Fraction of VPD carries Tasers under new rules

"Tasers can still be used on seniors, children, pregnant women and the mentally ill, despite warnings from the manufacturer."

January 27, 2012
With a report from CTV British Columbia's Peter Grainger

The new standards for Taser use are set to come into effect next week, and they mean that just a fraction of Vancouver police officers are carrying the conducted-energy weapons.

The changes to B.C. policy were recommended by retired judge Thomas Braidwood, who led an inquiry into the death of Robert Dziekanski after being stunned multiple times at the Vancouver International Airport in October 2007.

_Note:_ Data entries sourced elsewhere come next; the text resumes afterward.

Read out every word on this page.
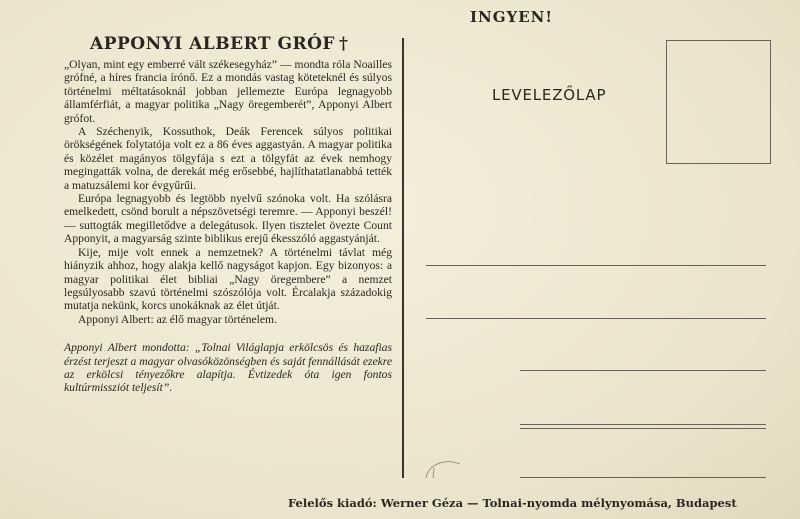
INGYEN!
APPONYI ALBERT GRÓF †

„Olyan, mint egy emberré vált székesegyház” — mondta róla Noailles grófné, a híres francia írónő. Ez a mondás vastag köteteknél és súlyos történelmi méltatásoknál jobban jellemezte Európa legnagyobb államférfiát, a magyar politika „Nagy öregemberét”, Apponyi Albert grófot.

A Széchenyik, Kossuthok, Deák Ferencek súlyos politikai örökségének folytatója volt ez a 86 éves aggastyán. A magyar politika és közélet magányos tölgyfája s ezt a tölgyfát az évek nemhogy megingatták volna, de derekát még erősebbé, hajlíthatatlanabbá tették a matuzsálemi kor évgyűrűi.

Európa legnagyobb és legtöbb nyelvű szónoka volt. Ha szólásra emelkedett, csönd borult a népszövetségi teremre. — Apponyi beszél! — suttogták megilletődve a delegátusok. Ilyen tisztelet övezte Count Apponyit, a magyarság szinte biblikus erejű ékesszóló aggastyánját.

Kije, mije volt ennek a nemzetnek? A történelmi távlat még hiányzik ahhoz, hogy alakja kellő nagyságot kapjon. Egy bizonyos: a magyar politikai élet bibliai „Nagy öregembere” a nemzet legsúlyosabb szavú történelmi szószólója volt. Ércalakja századokig mutatja nekünk, korcs unokáknak az élet útját.

Apponyi Albert: az élő magyar történelem.

Apponyi Albert mondotta: „Tolnai Világlapja erkölcsös és hazafias érzést terjeszt a magyar olvasóközönségben és saját fennállását ezekre az erkölcsi tényezőkre alapítja. Évtizedek óta igen fontos kultúrmissziót teljesít”.
LEVELEZŐLAP
Felelős kiadó: Werner Géza — Tolnai-nyomda mélynyomása, Budapest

The Vancouver Police Department is already complying with the province-wide standards, which require officers to undergo training before they can carry Tasers. But the department doesn't automatically send people to be qualified and officers have to volunteer.

Right now, only 107 officers carry a Taser, and a third of those are members of the emergency response team. As of December, there were 1,327 sworn officers in the VPD.

Some of the other new policies include:
  • Tasers are only to be used on violent people
  • Officers must give verbal warnings before shocking anyone
  • They must use, or consider using, crisis intervention first
  • They must avoid chest shots
  • Shocks cannot last for more than five seconds
However, Tasers can still be used on seniors, children, pregnant women and the mentally ill, despite warnings from the manufacturer.

That is a concern for BC Civil Liberties Association director David Eby, who was the only civilian member of the implementation committee on Braidwood's recommendations.

"This device, still untested on those groups, is still being used by police officers and potentially on those groups. That is a potential major issue given the recent Tasering of an 11-year old in Prince George," he said.
"There may be some mistaken notion that now they're safe, now we know what the effects of them are, now we know when we can properly use them and when we can't. I don't think police officers have that information still."